Authentication & KeysRotating Keys

Rotating Keys

transmute has no in-place rotate operation — rotation is create-new, deploy, revoke-old. The honest procedure, including what happens on revocation.

How rotation works here

There is deliberately no "rotate" button that swaps a key's secret in place. A transmute key is immutable from creation to revocation; rotation is a three-step overlap:

  1. Create a new key in the portal with the same environment and scopes (you have 20 slots, so an overlap never requires deleting first).
  2. Deploy the new key to your systems and confirm traffic flows (watch for 401s dropping to zero on the old key).
  3. Revoke the old key in the portal.

Revocation is immediate — there is no grace period. The next request with a revoked key gets a uniform unauthorized 401. This is why the order above matters: revoke last, after the new key is verified in production.

If a key has leaked

Skip the overlap. Revoke the leaked key immediately, accept the brief outage, then create and deploy a replacement. An exposed key that can convert your payment traffic is worse than a few minutes of 401s.

Making rotations painless

  • Name keys by system and generation: worker-prod-2026a, worker-prod-2026b. The portal list then tells you at a glance which key is current.
  • One key per system. Rotating a shared key forces you to redeploy everything at once.
  • Load the key from your secret manager at startup rather than baking it into images — then rotation is a secret update plus a restart, not a rebuild.
  • Schedule it.
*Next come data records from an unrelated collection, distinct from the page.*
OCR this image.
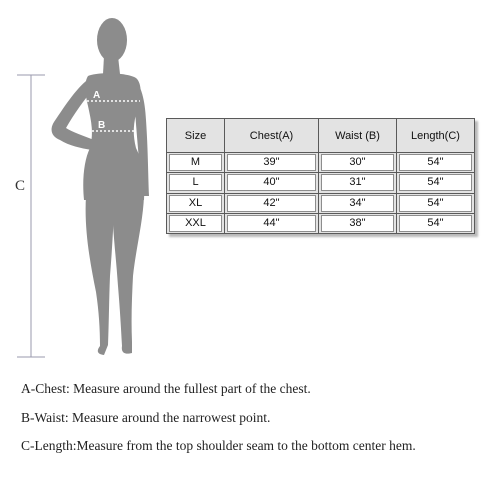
A
B
C
Size	Chest(A)	Waist (B)	Length(C)

M	39"	30"	54"

L	40"	31"	54"

XL	42"	34"	54"

XXL	44"	38"	54"
A-Chest: Measure around the fullest part of the chest.
B-Waist: Measure around the narrowest point.
C-Length:Measure from the top shoulder seam to the bottom center hem.
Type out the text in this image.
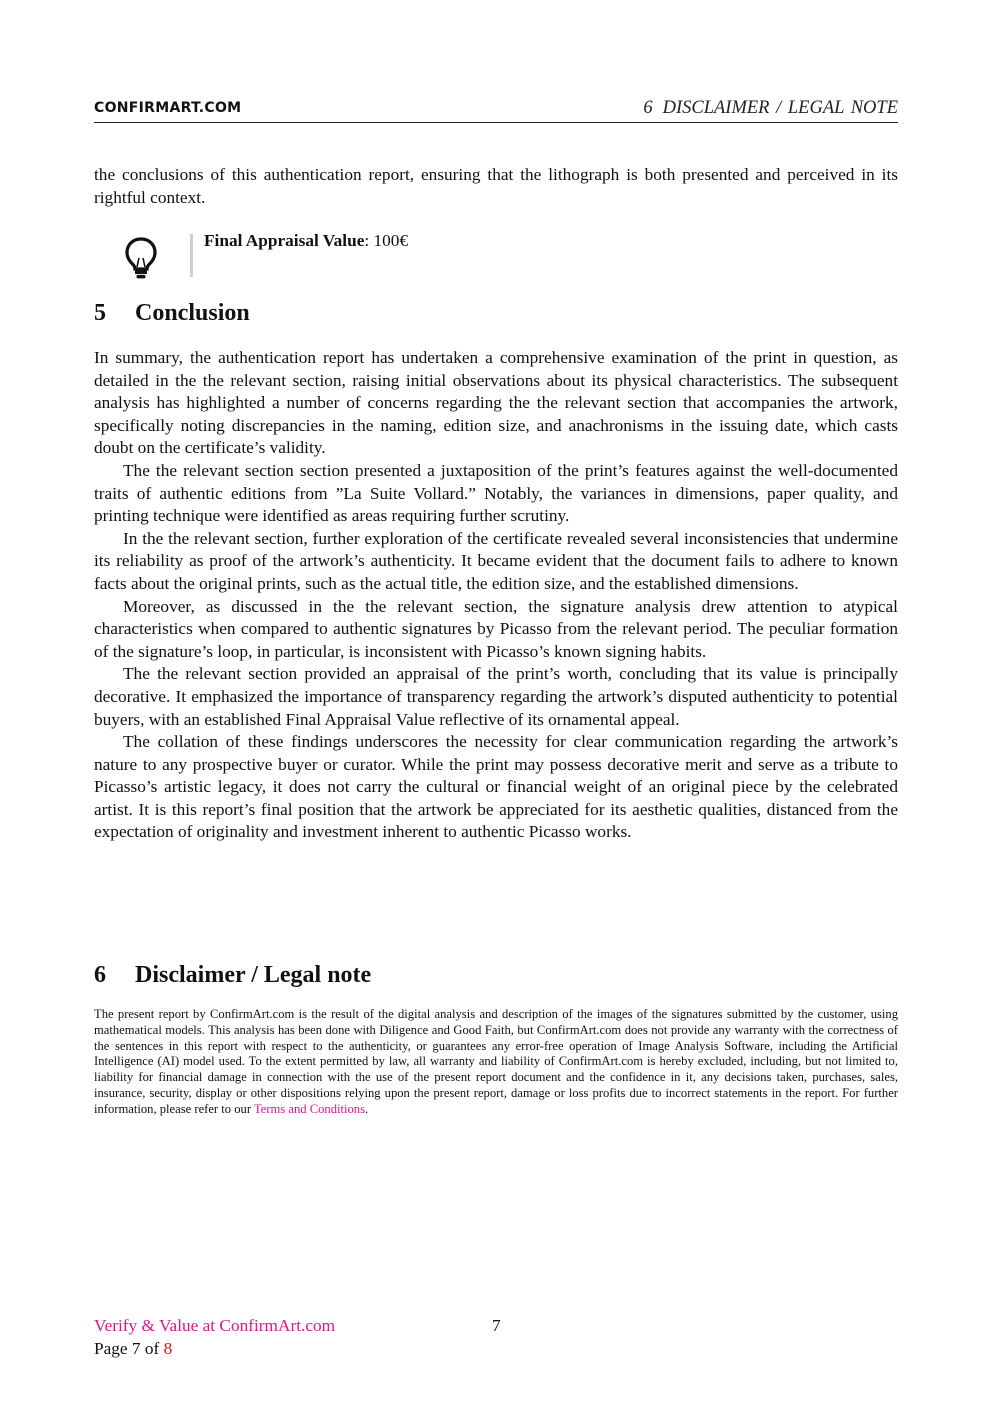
CONFIRMART.COM	6 DISCLAIMER / LEGAL NOTE

the conclusions of this authentication report, ensuring that the lithograph is both presented and perceived in its rightful context.

Final Appraisal Value: 100€
5 Conclusion

In summary, the authentication report has undertaken a comprehensive examination of the print in question, as detailed in the the relevant section, raising initial observations about its physical characteristics. The subsequent analysis has highlighted a number of concerns regarding the the relevant section that accompanies the artwork, specifically noting discrepancies in the naming, edition size, and anachronisms in the issuing date, which casts doubt on the certificate’s validity.

The the relevant section section presented a juxtaposition of the print’s features against the well-documented traits of authentic editions from ”La Suite Vollard.” Notably, the variances in dimensions, paper quality, and printing technique were identified as areas requiring further scrutiny.

In the the relevant section, further exploration of the certificate revealed several inconsistencies that undermine its reliability as proof of the artwork’s authenticity. It became evident that the document fails to adhere to known facts about the original prints, such as the actual title, the edition size, and the established dimensions.

Moreover, as discussed in the the relevant section, the signature analysis drew attention to atypical characteristics when compared to authentic signatures by Picasso from the relevant period. The peculiar formation of the signature’s loop, in particular, is inconsistent with Picasso’s known signing habits.

The the relevant section provided an appraisal of the print’s worth, concluding that its value is principally decorative. It emphasized the importance of transparency regarding the artwork’s disputed authenticity to potential buyers, with an established Final Appraisal Value reflective of its ornamental appeal.

The collation of these findings underscores the necessity for clear communication regarding the artwork’s nature to any prospective buyer or curator. While the print may possess decorative merit and serve as a tribute to Picasso’s artistic legacy, it does not carry the cultural or financial weight of an original piece by the celebrated artist. It is this report’s final position that the artwork be appreciated for its aesthetic qualities, distanced from the expectation of originality and investment inherent to authentic Picasso works.

6 Disclaimer / Legal note

The present report by ConfirmArt.com is the result of the digital analysis and description of the images of the signatures submitted by the customer, using mathematical models. This analysis has been done with Diligence and Good Faith, but ConfirmArt.com does not provide any warranty with the correctness of the sentences in this report with respect to the authenticity, or guarantees any error-free operation of Image Analysis Software, including the Artificial Intelligence (AI) model used. To the extent permitted by law, all warranty and liability of ConfirmArt.com is hereby excluded, including, but not limited to, liability for financial damage in connection with the use of the present report document and the confidence in it, any decisions taken, purchases, sales, insurance, security, display or other dispositions relying upon the present report, damage or loss profits due to incorrect statements in the report. For further information, please refer to our Terms and Conditions.

Verify & Value at ConfirmArt.com
Page 7 of 8
7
Nothing in transmute forces rotation (portal keys never expire), so put it on your own calendar — quarterly is a common cadence for payment infrastructure.

OAuth alternative

If your security posture requires short-lived credentials as a rule, use OAuth client credentials instead of long-lived keys: tokens expire after 15 minutes, and revoking the client stops new tokens immediately (outstanding tokens live out their ≤15-minute lifetime).